2.2. Inflammatory markers in the animal model of ADHD
In the animal model of ADHD-C, the Spontaneous(ly) hypertensive rat (SHR) found in the brain regions (not in the peripheral blood) of adult male animals:
- Increased levels of reactive oxygen species (ROS) in the cortex, striatum and hippocampus
- Reduced glutathione peroxidase activity in the PFC and hippocampus
- Reduced TNF-α levels in the PFC, the rest of the cortex, hippocampus and striatum
- Reduced IL-1β levels in the cortex
- Reduced IL-10 levels in the cortex
SHR treated with taurine showed reduced serum levels of C-reactive protein (CRP) and IL-1β. While low doses of taurine increased motor activity, high doses of taurine decreased it.
In SHR, treatment with dexmedetomidine was effective:
- Hyperactivity improved
- Deficits in spatial working memory improved
- Theta EEG rhythms normalized
- Composition of the intestinal microbiota changes
- enriched with beneficial intestinal bacterial genera associated with anti-inflammatory effects in SHR
- pathological values, intestinal permeability, intestinal inflammation values and brain inflammation values significantly improved
Transplantation of the fecal microbiota from DEX-treated SHR to untreated SHR resulted in similar improvements
Dexmedetomidine is an α2-adrenoceptor agonist (like guanfacine) and acts as a short-term sedative.
3. Prenatal stress and the immune system
Prenatal stress increases levels of immune response genes, including the proinflammatory cytokines IL-6 and IL-1β, particularly in male placentas. Male infants show stress-induced locomotor hyperactivity, a hallmark of dopaminergic dysregulation, which was ameliorated by maternal treatment with nonsterioid anti-inflammatory drugs. The expression of dopamine D1 and D2 receptors was altered by prenatal stress in male offspring.

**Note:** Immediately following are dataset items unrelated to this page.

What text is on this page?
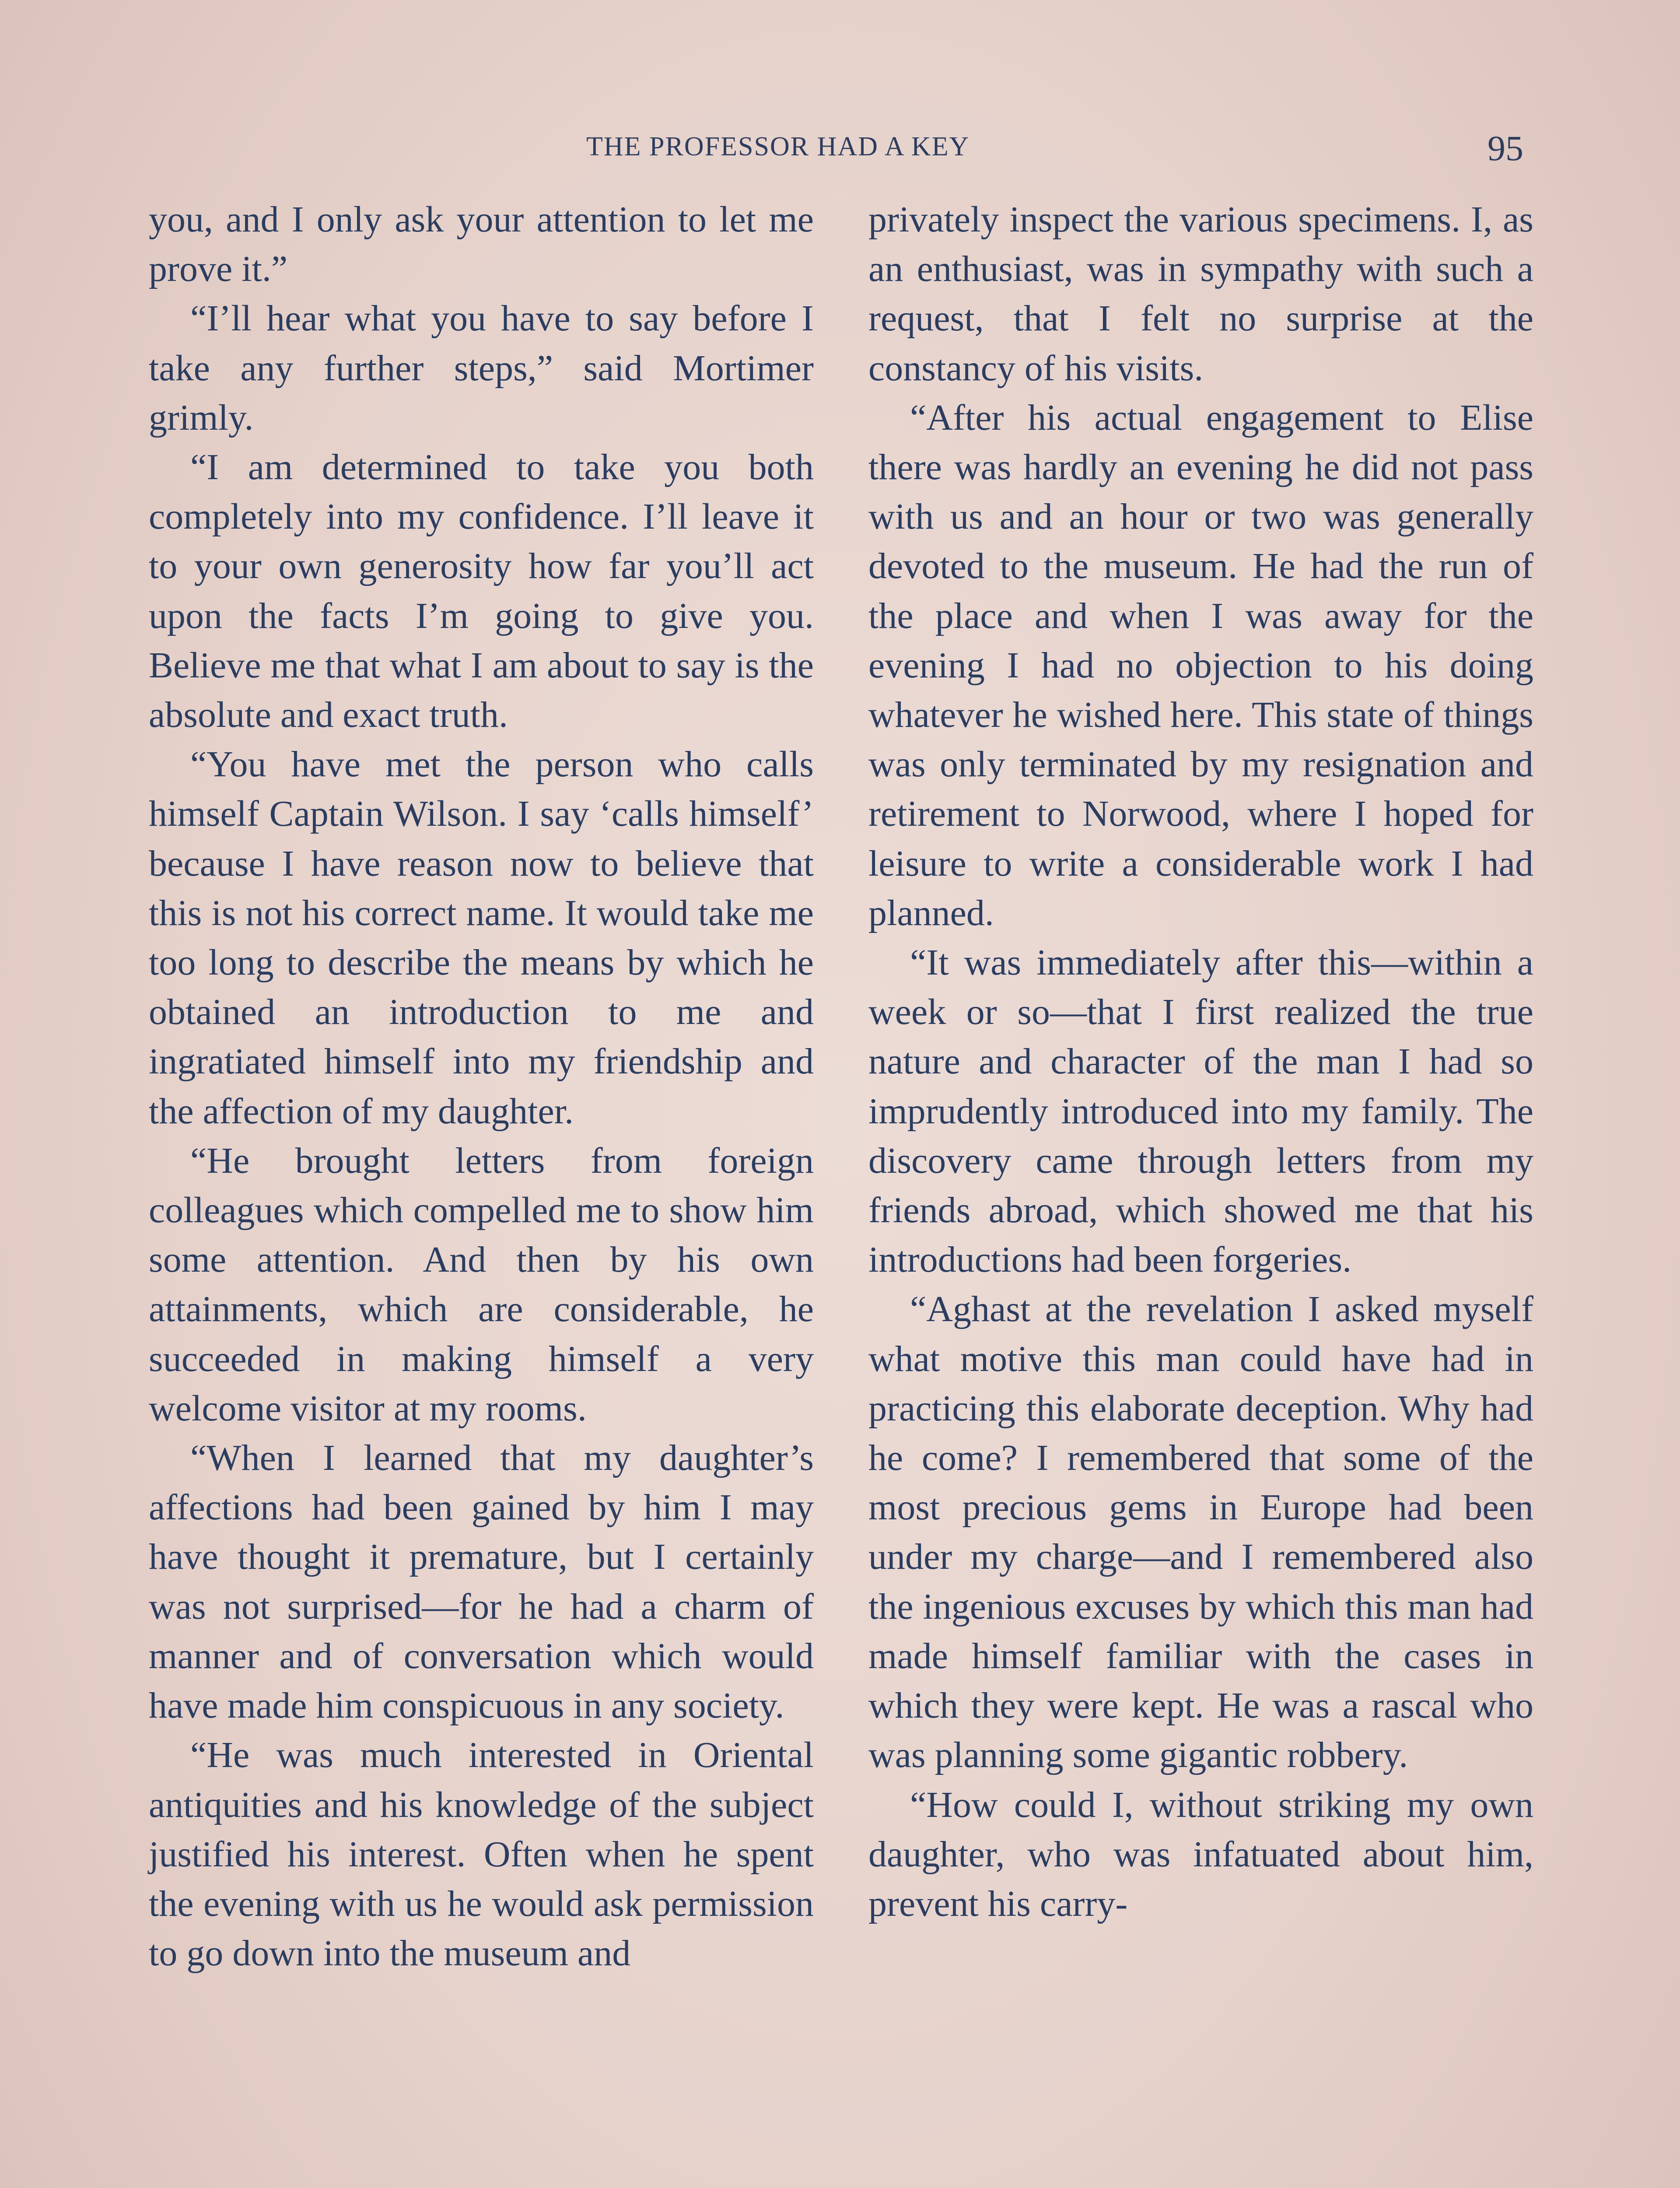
THE PROFESSOR HAD A KEY	95

you, and I only ask your attention to let me prove it.”

“I’ll hear what you have to say before I take any further steps,” said Mortimer grimly.

“I am determined to take you both completely into my confidence. I’ll leave it to your own generosity how far you’ll act upon the facts I’m going to give you. Believe me that what I am about to say is the absolute and exact truth.

“You have met the person who calls himself Captain Wilson. I say ‘calls himself’ because I have reason now to believe that this is not his correct name. It would take me too long to describe the means by which he obtained an introduction to me and ingratiated himself into my friendship and the affection of my daughter.

“He brought letters from foreign colleagues which compelled me to show him some attention. And then by his own attainments, which are considerable, he succeeded in making himself a very welcome visitor at my rooms.

“When I learned that my daughter’s affections had been gained by him I may have thought it premature, but I certainly was not surprised—for he had a charm of manner and of conversation which would have made him conspicuous in any society.

“He was much interested in Oriental antiquities and his knowledge of the subject justified his interest. Often when he spent the evening with us he would ask permission to go down into the museum and

privately inspect the various specimens. I, as an enthusiast, was in sympathy with such a request, that I felt no surprise at the constancy of his visits.

“After his actual engagement to Elise there was hardly an evening he did not pass with us and an hour or two was generally devoted to the museum. He had the run of the place and when I was away for the evening I had no objection to his doing whatever he wished here. This state of things was only terminated by my resignation and retirement to Norwood, where I hoped for leisure to write a considerable work I had planned.

“It was immediately after this—within a week or so—that I first realized the true nature and character of the man I had so imprudently introduced into my family. The discovery came through letters from my friends abroad, which showed me that his introductions had been forgeries.

“Aghast at the revelation I asked myself what motive this man could have had in practicing this elaborate deception. Why had he come? I remembered that some of the most precious gems in Europe had been under my charge—and I remembered also the ingenious excuses by which this man had made himself familiar with the cases in which they were kept. He was a rascal who was planning some gigantic robbery.

“How could I, without striking my own daughter, who was infatuated about him, prevent his carry-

4. Neuroinflammation and Parkinson’s disease
Like ADHD, Parkinson’s is characterized by a dopamine deficiency. In Parkinson’s, this is caused by the death of dopaminergic neurons, whereas the cause of the (probably slightly lower) dopamine deficiency in ADHD appears to have more diverse causes.
Neuroinflammation, i.e. inflammation within the CNS, is a relevant cause of Parkinson’s disease.
Oxidative stress has a considerable influence on dopamine metabolism and at the same time on neuroinflammation and the neurodegeneration underlying Parkinson’s disease.